While Fort Worth council member Alan Blaylock said he is aware of concerns about these districts leading to uneven growth, he said it ultimately comes down to how they’re used.
“There should be clear and strong economic value to any proposal that might consider utilizing tax increment financing,” Blaylock said.
Duffie said the Fort Worth districts were “pivotal in financing key project costs and infrastructure.”
Zooming out
Fort Worth’s tax increment financing district 2022-23 annual report states when district No. 2 was created in 1996, it was valued at just over $5 million. The value increased to just shy of $150 million by November 2023—a 30-fold increase. District No. 10’s value was worth approximately $16 million in June 2004 when it was created.
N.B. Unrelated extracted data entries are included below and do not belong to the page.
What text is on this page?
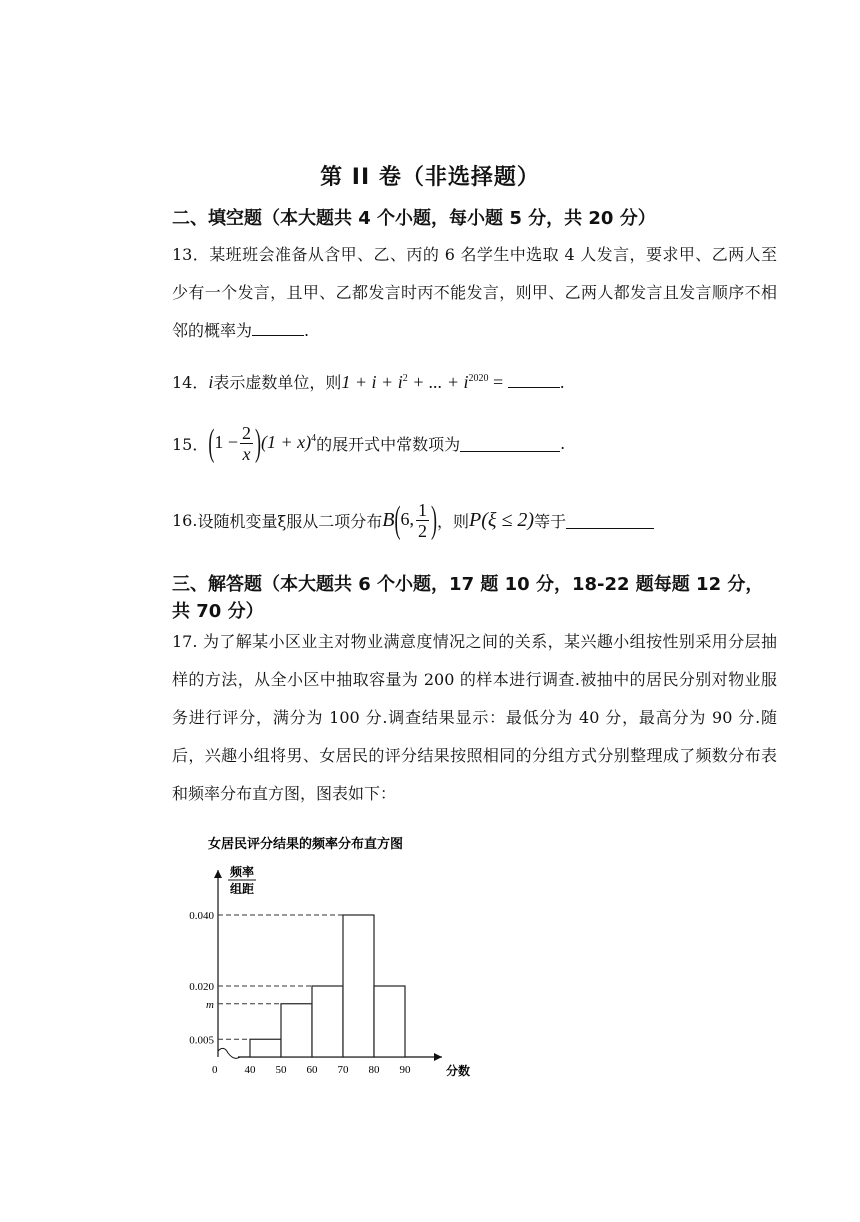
第 II 卷（非选择题）
二、填空题（本大题共 4 个小题，每小题 5 分，共 20 分）

13．某班班会准备从含甲、乙、丙的 6 名学生中选取 4 人发言，要求甲、乙两人至少有一个发言，且甲、乙都发言时丙不能发言，则甲、乙两人都发言且发言顺序不相邻的概率为	.

14．i表示虚数单位，则$1 + i + i^2$ + ... + $i^{2020}$ =	.
15．$(1 - \frac{2}{x} )(1 + x)^4$的展开式中常数项为	.
16.设随机变量ξ服从二项分布B(6, $\frac{1}{2}$ )，则P(ξ ≤ 2)等于
三、解答题（本大题共 6 个小题，17 题 10 分，18-22 题每题 12 分，共 70 分）

17. 为了解某小区业主对物业满意度情况之间的关系，某兴趣小组按性别采用分层抽样的方法，从全小区中抽取容量为 200 的样本进行调查.被抽中的居民分别对物业服务进行评分，满分为 100 分.调查结果显示：最低分为 40 分，最高分为 90 分.随后，兴趣小组将男、女居民的评分结果按照相同的分组方式分别整理成了频数分布表和频率分布直方图，图表如下：

女居民评分结果的频率分布直方图
频率
组距
0.005
m
0.020
0.040
0 40 50 60 70 80 90	分数
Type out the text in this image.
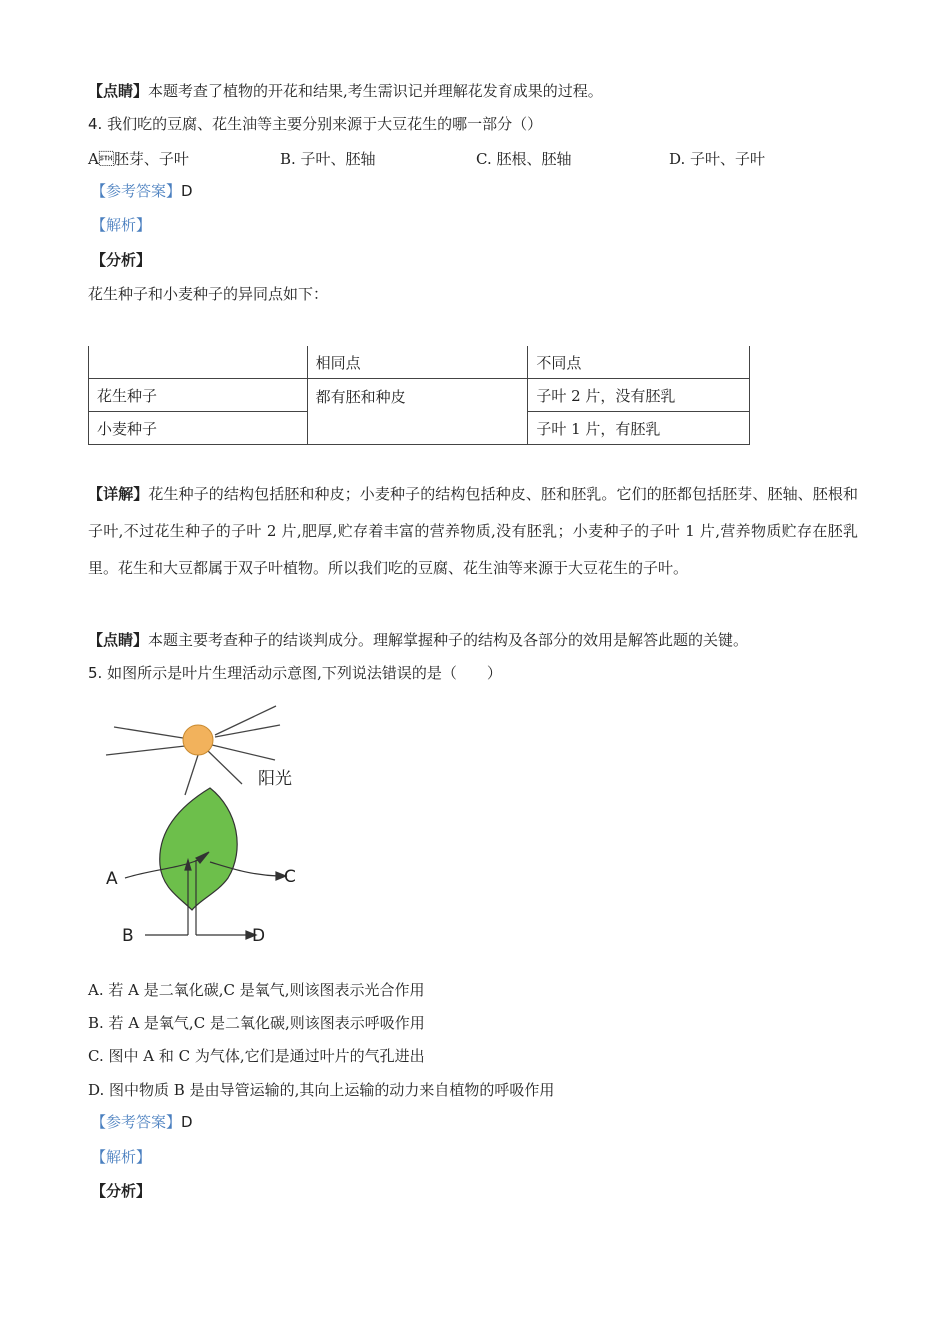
【点睛】本题考查了植物的开花和结果,考生需识记并理解花发育成果的过程。
4. 我们吃的豆腐、花生油等主要分别来源于大豆花生的哪一部分（）
A胚芽、子叶	B. 子叶、胚轴	C. 胚根、胚轴	D. 子叶、子叶
【参考答案】D
【解析】
【分析】
花生种子和小麦种子的异同点如下：
	相同点	不同点
花生种子	都有胚和种皮	子叶 2 片，没有胚乳
小麦种子		子叶 1 片，有胚乳
【详解】花生种子的结构包括胚和种皮；小麦种子的结构包括种皮、胚和胚乳。它们的胚都包括胚芽、胚轴、胚根和子叶,不过花生种子的子叶 2 片,肥厚,贮存着丰富的营养物质,没有胚乳；小麦种子的子叶 1 片,营养物质贮存在胚乳里。花生和大豆都属于双子叶植物。所以我们吃的豆腐、花生油等来源于大豆花生的子叶。
【点睛】本题主要考查种子的结谈判成分。理解掌握种子的结构及各部分的效用是解答此题的关键。
5. 如图所示是叶片生理活动示意图,下列说法错误的是（　　）
阳光
A
B
C
D
A. 若 A 是二氧化碳,C 是氧气,则该图表示光合作用
B. 若 A 是氧气,C 是二氧化碳,则该图表示呼吸作用
C. 图中 A 和 C 为气体,它们是通过叶片的气孔进出
D. 图中物质 B 是由导管运输的,其向上运输的动力来自植物的呼吸作用
【参考答案】D
【解析】
【分析】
By November 2023, that value rose to just over $140 million—almost nine times its original value.
Keller’s latest tax increment financing district was created in April 2021. It aims to fund projects along US 377 and will have roughly collected $365,000 at the end of fiscal year 2023-24, which is better than expected, officials said.
The impact
Keller documents state the taxable value added to the US 377 district could reach $430 million by its termination in 2051. Council is expected to have its next discussion about the district later this summer and may decide to pursue its first project at that time as part of the upcoming fiscal year, said Rachel Reynolds, Keller’s communication and public engagement manager.
Duffie said it’s important to note that specific districts are designed to accomplish different goals for different cities.
“In the case of both TIF No. 2 and TIF No. 10, those were set up to finance individual developments—which occurred during the early years of the TIF—so it’s not unusual for their values to level off after the development is complete,” Duffie said.